Actor, writer, musician, and rare social media user Donald Glover tweeted on May 11 about how the fear of getting canceled has resulted in a lack of risk-taking in storytelling and therefore a lot of boring TV shows and movies.

No, knee-jerk quote-tweeters, Glover is not the latest comedian to rail against cancel culture... he meant the very real fear of a television show getting canceled.

This isn't about Glover's desire to punch down with offensive material. It's about how creativity is stifled by—well, money. The tweets simply weren't threaded, and therefore easy to take out of context.

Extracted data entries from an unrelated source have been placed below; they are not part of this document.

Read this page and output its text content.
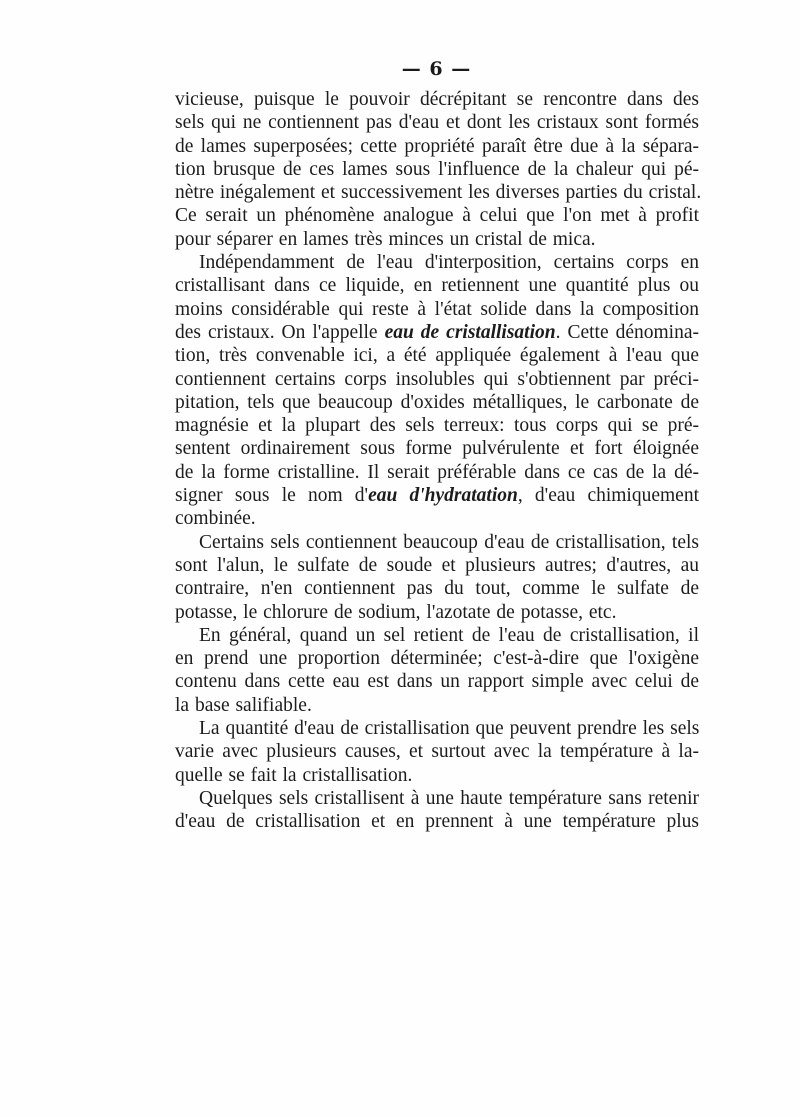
— 6 —
vicieuse, puisque le pouvoir décrépitant se rencontre dans des
sels qui ne contiennent pas d'eau et dont les cristaux sont formés
de lames superposées; cette propriété paraît être due à la sépara-
tion brusque de ces lames sous l'influence de la chaleur qui pé-
nètre inégalement et successivement les diverses parties du cristal.
Ce serait un phénomène analogue à celui que l'on met à profit
pour séparer en lames très minces un cristal de mica.
Indépendamment de l'eau d'interposition, certains corps en
cristallisant dans ce liquide, en retiennent une quantité plus ou
moins considérable qui reste à l'état solide dans la composition
des cristaux. On l'appelle eau de cristallisation. Cette dénomina-
tion, très convenable ici, a été appliquée également à l'eau que
contiennent certains corps insolubles qui s'obtiennent par préci-
pitation, tels que beaucoup d'oxides métalliques, le carbonate de
magnésie et la plupart des sels terreux: tous corps qui se pré-
sentent ordinairement sous forme pulvérulente et fort éloignée
de la forme cristalline. Il serait préférable dans ce cas de la dé-
signer sous le nom d'eau d'hydratation, d'eau chimiquement
combinée.
Certains sels contiennent beaucoup d'eau de cristallisation, tels
sont l'alun, le sulfate de soude et plusieurs autres; d'autres, au
contraire, n'en contiennent pas du tout, comme le sulfate de
potasse, le chlorure de sodium, l'azotate de potasse, etc.
En général, quand un sel retient de l'eau de cristallisation, il
en prend une proportion déterminée; c'est-à-dire que l'oxigène
contenu dans cette eau est dans un rapport simple avec celui de
la base salifiable.
La quantité d'eau de cristallisation que peuvent prendre les sels
varie avec plusieurs causes, et surtout avec la température à la-
quelle se fait la cristallisation.
Quelques sels cristallisent à une haute température sans retenir
d'eau de cristallisation et en prennent à une température plus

"Saw people on here havin a discussion about how tired they were of reviewing boring stuff (tv & film). We're getting boring stuff and not even experimental mistakes(?) because people are afraid of getting cancelled so they feel like they can only experiment w/ aesthetic.
(Also because some of em know theyre not that good)"

He's right! Far too many shows are greenlit solely because of existing IP/the promise of a built-in audience these days.

Television especially is inundated with adaptations of books (Normal People, The Baby-Sitter's Club), films (High School Musical: The Musical: The Series, Wet Hot American Summer: First Day Of Camp), old cartoons (Fate: The Winx Saga, The Power Puff Girls), comics (Resident Alien, Jupiter's Legacy), video games (The Witcher, The Last of Us), previous TV shows... you name it!

Even shows with original premises seemingly have to fit that "X meets Y" formula in order to piggyback off of something that's proven to be successful—which is why after Lost ended, there was a stampede of shows that utilized flashbacks, time travel, or some other science fiction philosophy hook.

If your adaptation or IP mash-up has a distinct point of view and raison d'etre—think Clueless or HBO's Watchmen, for example—that's all well and good. Theoretically, there's nothing wrong with the concept of adaptation in storytelling.

Heck, we as a culture have been performing Shakespeare for centuries and retelling fairy tales and folklore even longer than that. But an overreliance on bankable IP from networks and studios does lend to creators feeling like aesthetics, as Glover notes in his tweets, is the only thing they can mess with safely and without upsetting investors.

That's how we end up with Riverdale's "what if Archie Comics, but sexy" aesthetic, or "grimdark" shows like Arrow. What's the biggest creative difference between WandaVision and Marvel movies? The aesthetic!

Glover knows this better than anybody. After being a part of the perpetually-on-the-cancellation-bubble series Community, which took a lot of creative risks and wasn't afraid to make mistakes, he went on to create Atlanta for FX, a surreal comedy that blends genre to create some of the highest art in television. 

Ideally, more networks should invest in people with intellect and talent, like Glover, and not intellectual property on paper. And to paraphrase the series finale of Community, television should be allowed to have a bad day.